Bulpitt C J, Fletcher A E, Amery A, Coope J, Evans J G, Lightowlers S, O'Malley K, Palmer A, Potter J, Sever P
Division of Geriatric Medicine, Royal Postgraduate Medical School, Hammersmith Hospital, London, England.
Drugs Aging. 1994 Sep;5(3):171-83. doi: 10.2165/00002512-199405030-00003.
The Hypertension in the Very Elderly Trial (HYVET) is a multicentre, open, randomised, controlled trial. The aim of this trial is to investigate the effect of active treatment on stroke incidence in hypertensive patients over the age of 80 years. Secondary end-points include total cardiovascular mortality and morbidity. Entry criteria include a sustained sitting systolic blood pressure of 160 to 219mm Hg plus a sustained sitting diastolic pressure of 95 to 109mm Hg. Also required is a standing systolic blood pressure of at least 140mm Hg. Patients must give their informed consent, and be free of congestive heart failure requiring treatment, gout, renal failure or a recent cerebral haemorrhage. Patients are to be randomised to 3 groups-(i) no treatment; (ii) treatment with a diuretic [bendroflumethiazide (bendrofluazide)]; or (iii) treatment with an angiotensin converting enzyme (ACE) inhibitor (lisinopril). Starting dosage for bendroflumethiazide and lisinopril is 2.5 mg/day. In order to achieve goal sitting systolic and diastolic blood pressures (< 150/80 mm Hg), a doubling of the dosage is allowed. Furthermore, slow release diltiazem (120 mg/day increasing to 240 mg/day if required) may be added to the medication of the actively treated groups. These drugs have been chosen as inexpensive and appropriate representatives of their therapeutic classes. 700 patients in each group (a total of 2100) will be sufficient to detect a 40% difference in cerebrovascular events between no treatment and active treatment (alpha = 0.01, 1-beta = 0.90). These numbers will also detect a difference in total mortality of 25% and in cardiovascular mortality of 35%. The pilot phase of the trial has been started with support from the British Heart Foundation. Centres which are interested in taking part should contact C.J. Bulpitt or any of the other authors.
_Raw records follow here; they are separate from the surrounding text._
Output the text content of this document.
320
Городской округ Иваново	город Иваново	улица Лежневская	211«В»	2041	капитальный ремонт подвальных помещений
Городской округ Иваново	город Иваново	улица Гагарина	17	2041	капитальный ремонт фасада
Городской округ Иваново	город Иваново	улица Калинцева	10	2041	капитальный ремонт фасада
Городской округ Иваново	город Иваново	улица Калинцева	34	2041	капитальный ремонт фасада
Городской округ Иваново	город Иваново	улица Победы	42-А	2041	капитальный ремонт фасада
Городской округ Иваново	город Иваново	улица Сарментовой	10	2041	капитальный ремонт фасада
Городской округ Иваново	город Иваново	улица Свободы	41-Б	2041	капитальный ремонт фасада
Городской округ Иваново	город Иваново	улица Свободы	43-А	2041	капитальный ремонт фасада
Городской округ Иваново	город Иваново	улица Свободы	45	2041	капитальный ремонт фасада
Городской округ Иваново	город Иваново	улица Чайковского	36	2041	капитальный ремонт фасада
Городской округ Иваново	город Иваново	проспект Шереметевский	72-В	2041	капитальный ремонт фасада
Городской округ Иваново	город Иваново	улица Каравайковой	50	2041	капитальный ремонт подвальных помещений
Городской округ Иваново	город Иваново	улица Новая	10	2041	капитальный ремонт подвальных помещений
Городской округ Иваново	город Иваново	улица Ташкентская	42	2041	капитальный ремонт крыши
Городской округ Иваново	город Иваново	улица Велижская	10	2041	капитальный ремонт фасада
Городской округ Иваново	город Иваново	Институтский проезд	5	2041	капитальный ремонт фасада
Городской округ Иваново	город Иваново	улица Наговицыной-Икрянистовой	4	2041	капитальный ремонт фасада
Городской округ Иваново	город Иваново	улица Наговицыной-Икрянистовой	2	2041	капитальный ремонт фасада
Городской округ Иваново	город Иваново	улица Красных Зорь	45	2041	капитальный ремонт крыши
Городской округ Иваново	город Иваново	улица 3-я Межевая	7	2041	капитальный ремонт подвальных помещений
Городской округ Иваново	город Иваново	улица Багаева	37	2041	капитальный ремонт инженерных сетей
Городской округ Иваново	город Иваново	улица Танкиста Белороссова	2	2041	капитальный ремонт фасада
高龄老人高血压试验(HYVET)是一项多中心、开放、随机、对照试验。该试验的目的是研究积极治疗对80岁以上高血压患者中风发病率的影响。次要终点包括总的心血管死亡率和发病率。入选标准包括持续坐位收缩压为160至219毫米汞柱加上持续坐位舒张压为95至109毫米汞柱。还要求站立收缩压至少为140毫米汞柱。患者必须给予知情同意,并且没有需要治疗的充血性心力衰竭、痛风、肾衰竭或近期脑出血。患者将被随机分为3组:(i)不治疗;(ii)用利尿剂[苄氟噻嗪(苄氟拉嗪)]治疗;或(iii)用血管紧张素转换酶(ACE)抑制剂(赖诺普利)治疗。苄氟噻嗪和赖诺普利的起始剂量为2.5毫克/天。为了达到目标坐位收缩压和舒张压(<150/80毫米汞柱),允许剂量加倍。此外,可将缓释地尔硫䓬(120毫克/天,必要时增至240毫克/天)添加到积极治疗组的药物中。选择这些药物是因为它们是其治疗类别中价格低廉且合适的代表药物。每组700名患者(共2100名)足以检测出不治疗组和积极治疗组之间脑血管事件有40%的差异(α=0.01,1-β=0.90)。这些样本量也能检测出总死亡率有25%的差异以及心血管死亡率有35%的差异。该试验的试点阶段已在英国心脏基金会的支持下启动。有兴趣参与的中心应联系C.J. 布尔皮特或其他任何一位作者。